In contrast, Tillerson has met with few legislators and has generally been accessible to few foreign emissaries. The foreign minister of a top European ally canceled a visit to the U.S. when Tillerson, having failed for weeks to respond to requests for a meeting, offered only 20 minutes. As head of Exxon, he has traveled the world negotiating deals, and the media makes that seem to be his current practice, yet he has so far traveled less than half as much as John Kerry or Hillary Clinton the same number of months into their service. It was "Where's Waldo" during the early days of his tenure, guided by the Exxon credo that any day you wake up and are not in the media is a good day. That's no longer possible, but Tillerson is bewildered by news reports that morale has hit bottom at his agency. “I walk the halls, people smile,” he says in a recent interview. “If it’s as bad as it seems to be described, I’m not seeing it, I’m not getting it.”

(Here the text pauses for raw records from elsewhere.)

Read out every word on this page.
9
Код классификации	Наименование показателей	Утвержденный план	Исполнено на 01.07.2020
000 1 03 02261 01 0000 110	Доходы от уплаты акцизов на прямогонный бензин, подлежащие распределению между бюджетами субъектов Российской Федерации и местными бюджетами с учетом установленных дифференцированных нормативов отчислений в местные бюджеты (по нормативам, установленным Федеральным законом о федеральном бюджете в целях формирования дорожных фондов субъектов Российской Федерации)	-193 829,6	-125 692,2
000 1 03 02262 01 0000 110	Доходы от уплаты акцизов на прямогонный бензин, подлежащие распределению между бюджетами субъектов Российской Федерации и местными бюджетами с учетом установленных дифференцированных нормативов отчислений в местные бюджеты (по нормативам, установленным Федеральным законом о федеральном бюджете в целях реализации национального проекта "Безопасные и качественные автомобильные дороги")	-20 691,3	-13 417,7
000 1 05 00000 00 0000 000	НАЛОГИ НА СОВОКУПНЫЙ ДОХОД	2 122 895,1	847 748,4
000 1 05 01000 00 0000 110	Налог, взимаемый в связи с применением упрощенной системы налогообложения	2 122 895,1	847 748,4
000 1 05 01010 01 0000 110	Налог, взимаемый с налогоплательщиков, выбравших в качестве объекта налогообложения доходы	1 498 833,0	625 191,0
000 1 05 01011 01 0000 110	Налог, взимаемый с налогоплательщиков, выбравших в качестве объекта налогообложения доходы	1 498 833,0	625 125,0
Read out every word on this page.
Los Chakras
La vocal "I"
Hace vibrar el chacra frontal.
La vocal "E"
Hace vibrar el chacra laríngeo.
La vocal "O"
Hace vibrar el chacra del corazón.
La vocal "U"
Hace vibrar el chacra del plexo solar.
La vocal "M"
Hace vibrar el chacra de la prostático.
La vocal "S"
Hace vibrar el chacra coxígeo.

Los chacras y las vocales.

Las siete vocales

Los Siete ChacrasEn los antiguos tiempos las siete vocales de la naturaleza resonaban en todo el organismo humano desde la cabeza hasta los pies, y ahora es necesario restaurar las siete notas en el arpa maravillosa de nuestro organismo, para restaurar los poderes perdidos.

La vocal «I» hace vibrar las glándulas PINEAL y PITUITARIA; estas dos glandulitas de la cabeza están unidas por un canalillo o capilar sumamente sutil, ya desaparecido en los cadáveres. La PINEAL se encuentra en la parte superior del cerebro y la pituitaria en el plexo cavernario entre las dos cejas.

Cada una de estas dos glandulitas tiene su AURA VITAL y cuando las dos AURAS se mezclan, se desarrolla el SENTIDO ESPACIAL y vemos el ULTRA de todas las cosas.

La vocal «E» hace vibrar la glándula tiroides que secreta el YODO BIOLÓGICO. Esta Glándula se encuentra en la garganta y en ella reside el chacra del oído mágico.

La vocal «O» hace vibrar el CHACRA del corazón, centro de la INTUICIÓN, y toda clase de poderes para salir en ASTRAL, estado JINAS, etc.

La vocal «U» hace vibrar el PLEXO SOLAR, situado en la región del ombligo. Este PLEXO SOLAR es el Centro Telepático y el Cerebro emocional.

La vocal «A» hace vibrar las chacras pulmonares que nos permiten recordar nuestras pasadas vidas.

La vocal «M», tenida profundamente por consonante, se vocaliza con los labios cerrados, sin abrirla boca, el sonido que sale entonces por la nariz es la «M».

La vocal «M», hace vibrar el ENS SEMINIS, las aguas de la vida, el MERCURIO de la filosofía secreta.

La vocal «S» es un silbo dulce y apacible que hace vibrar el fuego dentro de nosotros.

Some say Tillerson is overwhelmed by the number of decisions he is called upon to make. His budget cuts would heavily reduce the number of American diplomats working abroad, pushing still more deciding to the top. He doesn't seem to be getting that.

losing it

Stephenson explained what few of us know: The Foreign Service is like the military. You move up through the ranks to official designations such as FS2 and FS1 (Foreign Service 2 and 1) but which are spoken of internally as military ranks, lieutenant colonel and colonel in this example. It's an up-or-out system. There are big cuts along the way to "getting that very first star to be a counselor of the Foreign Service", ambassador Stephenson explains.

"And only 35, 40 percent make that cut of the officers. And then it’s cut further. That’s how we actually grow senior Foreign Service officers, by bringing them in at the beginning and actually training them on how to be diplomats. We’re not alone in this. The military does it this way. So does essentially every diplomatic service of every major Western country."

And yet Tillerson scuttled the hiring of new Foreign Service officers, effectively telling those who had been granted fellowships to go home, although he has since allowed two classes to move forward.

Nick Burns, a former Under-Secretary of State, told The New Yorker's Filkins, “The Foreign Service is a jewel of the United States. There is no other institution in our government with such deep knowledge of the history, culture, language, and politics of the rest of the world.”

And no other institution is so connected to that world, a world that still looks to the United States for leadership, that still wants to talk to us, but is finding no one to talk to.

“These cuts will decimate the Foreign Service,” says Burns. Adds David Rank, the Deputy Ambassador to China, who decided to resign, “Maintaining our network for foreign relations is hard. It requires constant attention, a lot of people, a lot of work…But rebuilding it? Not a chance.” Once lost, we will never rework our way back into our former position of influence.

1 Comment for “Exiting the World: Trump Gutting the State Department”

  1. Lost in all the fuss over repealing health care, sexual harassment and tax cuts are the attacks on the state department and its seasoned diplomats, without which it will be increasingly difficult to promote the interests of the United States and maintain our alliances throughout the world. The loss of knowledgeable representatives and their knowledge of the world is incalculable, with serious long-term effects on our conduct of foreign policy. But, given the focus on building a wall and withdrawing from the Paris climate change accord, the gutting of the State Department will reinforce isolationism and Tillerson’s incompetent and indecisive leadership.